[swift-evolution] [SE-0011] Re-considering the replacement keyword for "typealias"
sean at fifthace.com
Wed Dec 23 10:00:44 CST 2015
I don’t understand this argument about googleability of “type” being a problem. All of the errors and documentation talk about “associated type” and having the word “type” literally visually associated with the word “protocol” right there in the code I’m looking at makes perfect sense to me.
Since all of the error messages say “associated type”, I’d be googling a phrase that includes the error message somehow such as “swift associated type” or “swift protocol type” or something else and I’d almost certainly land on the right documentation no matter what the keyword is.
The keyword doesn’t matter much as long as the error messages can be searched for.
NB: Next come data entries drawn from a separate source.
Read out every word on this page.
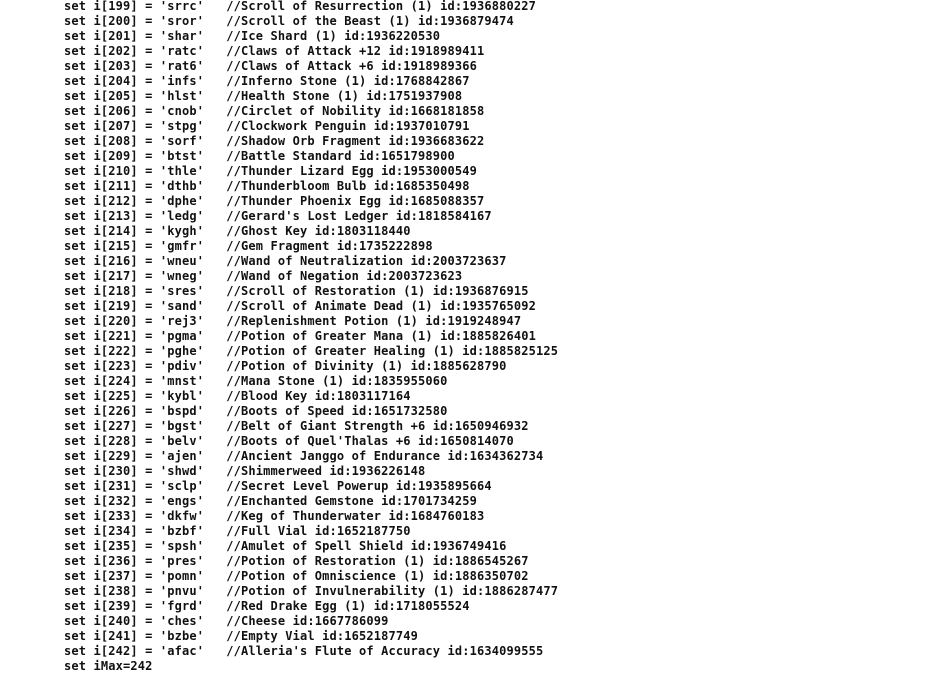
set i[199] = 'srrc'   //Scroll of Resurrection (1) id:1936880227
set i[200] = 'sror'   //Scroll of the Beast (1) id:1936879474
set i[201] = 'shar'   //Ice Shard (1) id:1936220530
set i[202] = 'ratc'   //Claws of Attack +12 id:1918989411
set i[203] = 'rat6'   //Claws of Attack +6 id:1918989366
set i[204] = 'infs'   //Inferno Stone (1) id:1768842867
set i[205] = 'hlst'   //Health Stone (1) id:1751937908
set i[206] = 'cnob'   //Circlet of Nobility id:1668181858
set i[207] = 'stpg'   //Clockwork Penguin id:1937010791
set i[208] = 'sorf'   //Shadow Orb Fragment id:1936683622
set i[209] = 'btst'   //Battle Standard id:1651798900
set i[210] = 'thle'   //Thunder Lizard Egg id:1953000549
set i[211] = 'dthb'   //Thunderbloom Bulb id:1685350498
set i[212] = 'dphe'   //Thunder Phoenix Egg id:1685088357
set i[213] = 'ledg'   //Gerard's Lost Ledger id:1818584167
set i[214] = 'kygh'   //Ghost Key id:1803118440
set i[215] = 'gmfr'   //Gem Fragment id:1735222898
set i[216] = 'wneu'   //Wand of Neutralization id:2003723637
set i[217] = 'wneg'   //Wand of Negation id:2003723623
set i[218] = 'sres'   //Scroll of Restoration (1) id:1936876915
set i[219] = 'sand'   //Scroll of Animate Dead (1) id:1935765092
set i[220] = 'rej3'   //Replenishment Potion (1) id:1919248947
set i[221] = 'pgma'   //Potion of Greater Mana (1) id:1885826401
set i[222] = 'pghe'   //Potion of Greater Healing (1) id:1885825125
set i[223] = 'pdiv'   //Potion of Divinity (1) id:1885628790
set i[224] = 'mnst'   //Mana Stone (1) id:1835955060
set i[225] = 'kybl'   //Blood Key id:1803117164
set i[226] = 'bspd'   //Boots of Speed id:1651732580
set i[227] = 'bgst'   //Belt of Giant Strength +6 id:1650946932
set i[228] = 'belv'   //Boots of Quel'Thalas +6 id:1650814070
set i[229] = 'ajen'   //Ancient Janggo of Endurance id:1634362734
set i[230] = 'shwd'   //Shimmerweed id:1936226148
set i[231] = 'sclp'   //Secret Level Powerup id:1935895664
set i[232] = 'engs'   //Enchanted Gemstone id:1701734259
set i[233] = 'dkfw'   //Keg of Thunderwater id:1684760183
set i[234] = 'bzbf'   //Full Vial id:1652187750
set i[235] = 'spsh'   //Amulet of Spell Shield id:1936749416
set i[236] = 'pres'   //Potion of Restoration (1) id:1886545267
set i[237] = 'pomn'   //Potion of Omniscience (1) id:1886350702
set i[238] = 'pnvu'   //Potion of Invulnerability (1) id:1886287477
set i[239] = 'fgrd'   //Red Drake Egg (1) id:1718055524
set i[240] = 'ches'   //Cheese id:1667786099
set i[241] = 'bzbe'   //Empty Vial id:1652187749
set i[242] = 'afac'   //Alleria's Flute of Accuracy id:1634099555
set iMax=242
All that said, though, the single most confusing aspect of associated types, for me, was that “typealias” allowed me to specify a default type - and because of that *one* thing, I initially thought it behaved exactly like “typealias” when outside of a protocol and did not understand the relationship for quite awhile. Frankly, I think this whole mess *could* be solved simply by not allowing “default” types when using the typealias keyword in a protocol. In that case, attempting to do so would generate an error, and then searching for that error would lead to an explanation of what “typealias” really means when inside of a protocol and a whole ton of confusion could be avoided from the start - without changing any keywords.
> On Dec 22, 2015, at 10:54 PM, Brent Royal-Gordon via swift-evolution <swift-evolution at swift.org> wrote:
>> I don’t see any problem in referring to the feature as associated types, but then having the syntax be just plain “type”.
> I think it's been said before, but the problem with using a `type` keyword is that if you type "swift type" into Google (or any other search feature you might use for documentation), you're probably not going to get information about this feature specifically. "swift associated" or "swift associatedtype" are more likely to give you what you want.